Ongoing
The Dalí Museum
Details here
Did you want more moving, musical, storytelling art the moment Van Gogh Alive left The Dalí?
Well, I have good news for you. Thanks to a partnership between The Dalí and Grande Experiences, you can now experience Salvador Dalí’s works similarly.
What’s it like? How does it work? And how does it compare to the Van Gogh Alive experience?
Grande Experiences brought Van Gogh and Dalí’s works to life using SENSORY4 technology — a unique combination of motion graphics, surround sound and high-definition projectors that bring visual art to life. Yet, given the differences in personality and style between the two artists, the touring Van Gogh Alive and the now ongoing Dalí Alive 360 are vastly different experiences.
Stepping into Van Gogh’s work is like stepping into a landscape so beautiful it could only exist in your dreams.

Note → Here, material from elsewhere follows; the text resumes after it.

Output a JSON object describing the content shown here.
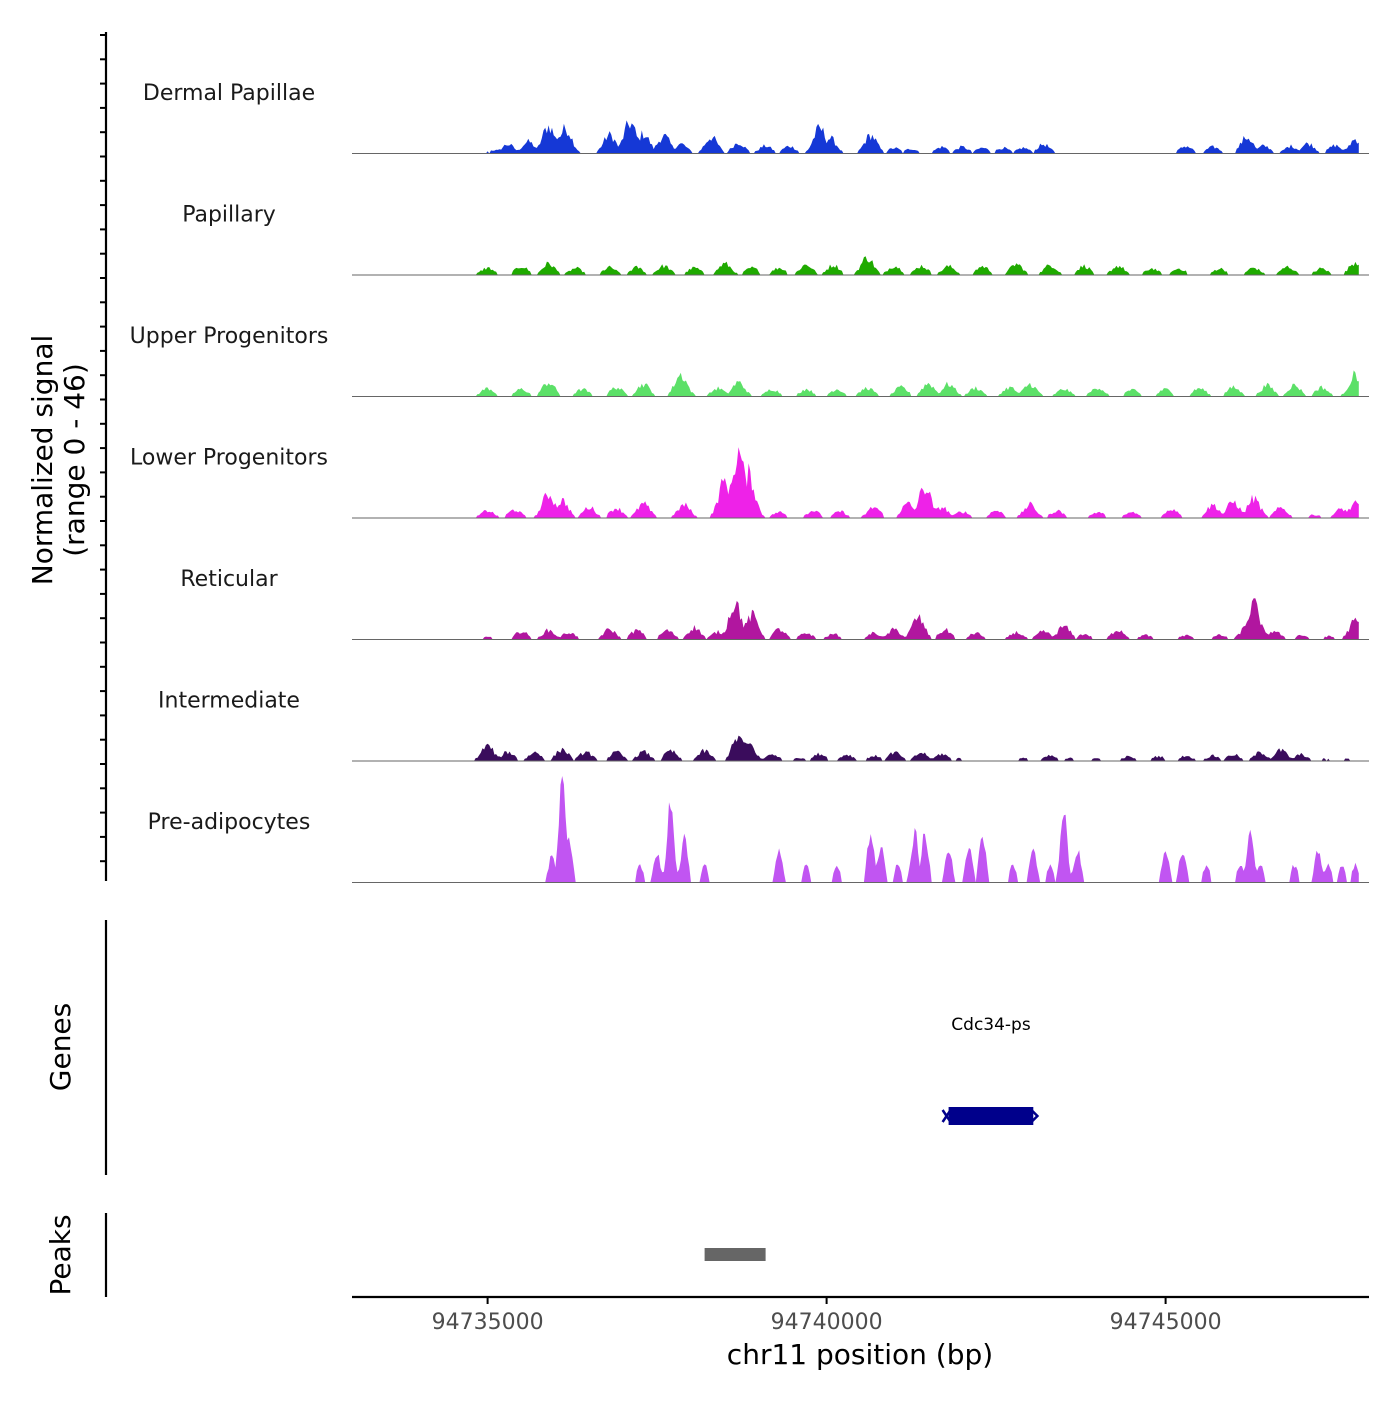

Stepping into Dalí’s paintings is like stepping into a fever dream. Skeletons ride bicycles around a piano-shaped fountain, time melts, still lives move, and the building blocks of our memories fall to our ankles.
Dalí Alive 360 immerses viewers in Dalí’s life, work and favorite obsessions, moving from school to falling in love to bragging about himself. Unlike Van Gogh Alive, the immersion is complete here.
Creating a separate dome structure for this experience provides something you can’t get in the museum’s galleries — Dalí’s work projected onto every square inch, from the surrounding walls to the ground beneath your feet. And though floor elements were present in The Dalí’s version of Van Gogh Alive, these didn’t cover every inch of ground as in the brand new Dalí Dome.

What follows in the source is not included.